Encyclopedia of Trotskyism On-Line: Revolutionary History

Letters

Trotsky’s Writings

Dear Comrades,

The following information might be of interest to the readers of Revolutionary History. Even though Trotsky’s texts have been extensively published in the Writings, the fact that 10,000 pages will be published over the next 10 years is worth mentioning and proves that interest in Trotsky is reviving in Germany.

After 17 (!) years Helmut Dahmer surfaces again in 1988 with the publication of an extensive collection of Leon Trotsky’s writings. Volume 1 is in two parts. On 1416 pages his most important contributions to the subject of Soviet society and Stalinist dictatorship (1929-1940) are presented. The 67 texts are introduced by an article by Pierre Frank, Trotsky's Analysis of Stalinism. It was written for this publication in 1980. In an addendum Frank covers the developments of the August of that year in Poland. He stresses that – as Trotsky predicted – none of the demands of the workers questioned the social base of the country, and that the expected gains could hardly be reduced by bureaucratic means. Frank expresses his hope that many Lech Walesas will transmit to neighbouring countries the idea of depriving the bureaucracy of its powers, and subduing it to the control of the workers.

Where possible, all texts have been newly translated from the originals. The first volume’s two parts contain an extensive amount of comment, which will be reduced from 40 to 20 per cent in future publications. With the help of an index, information about political terms, persons and historical facts is easily accessible. As an appendix Christian Rakovsky’s 1928 letter, The Professional Dangers of Power is offered for the first time in German since its first publication in Permanente Revolution in 1932.

Volume 2, Writings about China (1924-1940), covers all the statements of Trotsky with regard to the Chinese revolution in the ’twenties, as well as the peasant war and the Japanese invasion in the ’thirties. It will be introduced by Wang Fanxi and in addition provide letters by Eugene Preobrazhensky and Chen Duxiu.

Volume 3, The Left Opposition and the Fourth International (1923-1940), covers the most important writings of Trotsky as a leader of the Soviet and International Left Opposition and as an inspirer of the Fourth International.

Volume 4, Permanent Revolution, combines in chronological order all the writings in which Trotsky developed his theory of permanent revolution. The introduction will be by Michael Loewy with an appendix of texts by A. Parvus-Helphand and Rosa Luxemburg.

Volume 5, Literature and Revolution, has an introduction by Alan Wald and covers Trotsky’s sociological studies of literature.
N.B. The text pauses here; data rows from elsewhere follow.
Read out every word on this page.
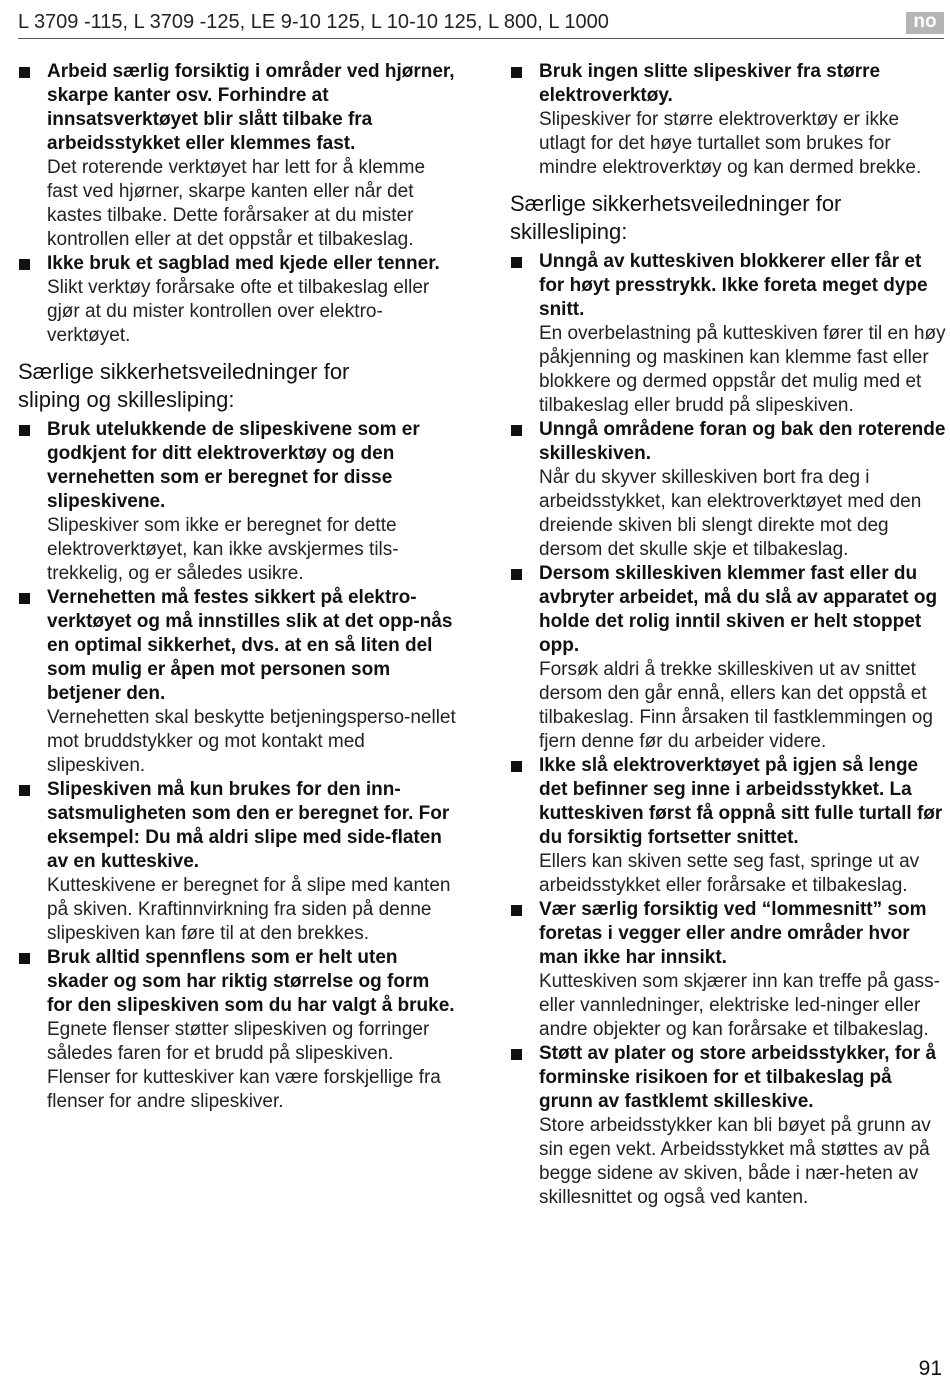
L 3709 -115, L 3709 -125, LE 9-10 125, L 10-10 125, L 800, L 1000	no
Arbeid særlig forsiktig i områder ved hjørner, skarpe kanter osv. Forhindre at innsatsverktøyet blir slått tilbake fra arbeidsstykket eller klemmes fast.
Det roterende verktøyet har lett for å klemme fast ved hjørner, skarpe kanten eller når det kastes tilbake. Dette forårsaker at du mister kontrollen eller at det oppstår et tilbakeslag.
Ikke bruk et sagblad med kjede eller tenner.
Slikt verktøy forårsake ofte et tilbakeslag eller gjør at du mister kontrollen over elektro-verktøyet.
Særlige sikkerhetsveiledninger for sliping og skillesliping:
Bruk utelukkende de slipeskivene som er godkjent for ditt elektroverktøy og den vernehetten som er beregnet for disse slipeskivene.
Slipeskiver som ikke er beregnet for dette elektroverktøyet, kan ikke avskjermes tils-trekkelig, og er således usikre.
Vernehetten må festes sikkert på elektro-verktøyet og må innstilles slik at det opp-nås en optimal sikkerhet, dvs. at en så liten del som mulig er åpen mot personen som betjener den.
Vernehetten skal beskytte betjeningsperso-nellet mot bruddstykker og mot kontakt med slipeskiven.
Slipeskiven må kun brukes for den inn-satsmuligheten som den er beregnet for. For eksempel: Du må aldri slipe med side-flaten av en kutteskive.
Kutteskivene er beregnet for å slipe med kanten på skiven. Kraftinnvirkning fra siden på denne slipeskiven kan føre til at den brekkes.
Bruk alltid spennflens som er helt uten skader og som har riktig størrelse og form for den slipeskiven som du har valgt å bruke.
Egnete flenser støtter slipeskiven og forringer således faren for et brudd på slipeskiven. Flenser for kutteskiver kan være forskjellige fra flenser for andre slipeskiver.
Bruk ingen slitte slipeskiver fra større elektroverktøy.
Slipeskiver for større elektroverktøy er ikke utlagt for det høye turtallet som brukes for mindre elektroverktøy og kan dermed brekke.
Særlige sikkerhetsveiledninger for skillesliping:
Unngå av kutteskiven blokkerer eller får et for høyt presstrykk. Ikke foreta meget dype snitt.
En overbelastning på kutteskiven fører til en høy påkjenning og maskinen kan klemme fast eller blokkere og dermed oppstår det mulig med et tilbakeslag eller brudd på slipeskiven.
Unngå områdene foran og bak den roterende skilleskiven.
Når du skyver skilleskiven bort fra deg i arbeidsstykket, kan elektroverktøyet med den dreiende skiven bli slengt direkte mot deg dersom det skulle skje et tilbakeslag.
Dersom skilleskiven klemmer fast eller du avbryter arbeidet, må du slå av apparatet og holde det rolig inntil skiven er helt stoppet opp.
Forsøk aldri å trekke skilleskiven ut av snittet dersom den går ennå, ellers kan det oppstå et tilbakeslag. Finn årsaken til fastklemmingen og fjern denne før du arbeider videre.
Ikke slå elektroverktøyet på igjen så lenge det befinner seg inne i arbeidsstykket. La kutteskiven først få oppnå sitt fulle turtall før du forsiktig fortsetter snittet.
Ellers kan skiven sette seg fast, springe ut av arbeidsstykket eller forårsake et tilbakeslag.
Vær særlig forsiktig ved “lommesnitt” som foretas i vegger eller andre områder hvor man ikke har innsikt.
Kutteskiven som skjærer inn kan treffe på gass- eller vannledninger, elektriske led-ninger eller andre objekter og kan forårsake et tilbakeslag.
Støtt av plater og store arbeidsstykker, for å forminske risikoen for et tilbakeslag på grunn av fastklemt skilleskive.
Store arbeidsstykker kan bli bøyet på grunn av sin egen vekt. Arbeidsstykket må støttes av på begge sidene av skiven, både i nær-heten av skillesnittet og også ved kanten.
91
Volume 6, Writings about Germany (1929-1940), will be the extended republication of the 1971 parts of the Schriften-project. Ernest Mandel’s introduction explains Trotsky’s analysis of fascism.
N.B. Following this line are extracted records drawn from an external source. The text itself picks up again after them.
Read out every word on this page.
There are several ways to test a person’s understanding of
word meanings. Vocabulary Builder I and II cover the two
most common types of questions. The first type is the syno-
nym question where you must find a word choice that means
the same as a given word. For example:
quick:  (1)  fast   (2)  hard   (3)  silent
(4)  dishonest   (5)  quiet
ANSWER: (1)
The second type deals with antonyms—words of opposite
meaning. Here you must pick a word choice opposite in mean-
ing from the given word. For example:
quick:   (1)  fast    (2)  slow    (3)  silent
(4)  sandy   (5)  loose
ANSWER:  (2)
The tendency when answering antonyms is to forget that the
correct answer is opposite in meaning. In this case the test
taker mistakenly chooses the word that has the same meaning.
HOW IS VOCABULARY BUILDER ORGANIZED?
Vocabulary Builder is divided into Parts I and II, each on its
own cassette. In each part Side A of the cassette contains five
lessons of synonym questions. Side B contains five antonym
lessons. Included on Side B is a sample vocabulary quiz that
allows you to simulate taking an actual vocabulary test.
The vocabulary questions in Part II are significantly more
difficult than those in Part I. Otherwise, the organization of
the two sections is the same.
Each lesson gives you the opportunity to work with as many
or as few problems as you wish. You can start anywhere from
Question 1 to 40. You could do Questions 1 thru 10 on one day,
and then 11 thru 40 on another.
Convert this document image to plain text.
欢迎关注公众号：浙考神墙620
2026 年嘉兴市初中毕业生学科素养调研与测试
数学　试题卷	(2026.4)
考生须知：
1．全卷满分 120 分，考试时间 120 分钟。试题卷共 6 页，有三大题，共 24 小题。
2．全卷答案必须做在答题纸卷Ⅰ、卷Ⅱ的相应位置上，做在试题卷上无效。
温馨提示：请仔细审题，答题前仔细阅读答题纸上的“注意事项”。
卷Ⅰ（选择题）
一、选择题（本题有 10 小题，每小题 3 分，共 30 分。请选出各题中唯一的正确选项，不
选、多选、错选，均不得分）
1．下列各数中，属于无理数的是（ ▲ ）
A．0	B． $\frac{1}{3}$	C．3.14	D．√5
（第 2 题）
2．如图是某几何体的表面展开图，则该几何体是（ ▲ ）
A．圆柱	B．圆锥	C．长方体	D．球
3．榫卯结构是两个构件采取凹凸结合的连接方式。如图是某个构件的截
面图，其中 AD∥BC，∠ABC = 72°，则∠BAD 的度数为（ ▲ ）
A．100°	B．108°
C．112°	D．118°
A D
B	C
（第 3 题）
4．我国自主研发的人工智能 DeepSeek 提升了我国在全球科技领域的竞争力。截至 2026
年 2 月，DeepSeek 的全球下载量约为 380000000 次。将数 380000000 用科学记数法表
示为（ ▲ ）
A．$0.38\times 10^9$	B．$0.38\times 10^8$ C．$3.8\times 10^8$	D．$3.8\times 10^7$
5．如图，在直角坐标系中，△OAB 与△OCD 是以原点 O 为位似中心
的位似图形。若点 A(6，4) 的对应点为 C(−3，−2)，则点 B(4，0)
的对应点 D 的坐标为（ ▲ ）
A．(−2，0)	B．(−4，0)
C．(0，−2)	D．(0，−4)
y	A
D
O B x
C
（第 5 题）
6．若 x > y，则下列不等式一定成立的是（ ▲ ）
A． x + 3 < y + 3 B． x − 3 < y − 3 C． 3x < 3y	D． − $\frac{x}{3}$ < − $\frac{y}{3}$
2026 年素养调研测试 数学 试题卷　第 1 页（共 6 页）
Volume 7 will be republication of My Life.

Volume 8, Lenin, brings together Trotsky's biography The Young Lenin with other materials that are concerned with Lenin.

Volume 9, Stalin, will present the unfinished biography of Trotsky and other material, with an introduction by Mandel.

Volume 10 is Trotsky's Russian Revolution in a new translation.

Dahmer ends his postscript by answering a question which has obviously been put to him often, namely “What is the value of publishing such an extended edition of Trotsky’s writings?”. Of the many possible answers he personally favours the following one, which connects the intention of the project with that of Revolutionary History, namely that those who do not learn from history are doomed to repeat it. Dahmer notes that each generation, like Oedipus, has the task of solving the dual riddle of its history and its present. If it fails, it will be swallowed up, because there is no room for a stand-in He continues: “And the greater the number of unsolved riddles which are passed on from one generation to another – in our century they are ‘Auschwitz’, ‘Hiroshima’, ‘Gulag Archipelago’ ... – the more inexplicable their present becomes to those who follow. Those who don’t find a way out of the cul-de-sac of society’s development have to look to history for help. And those who are immobilised by the horrors of the present will try to learn the art from the great riddle-solvers of the 19th and the early 20th century, the Marxes, the Freuds and the Trotskys.”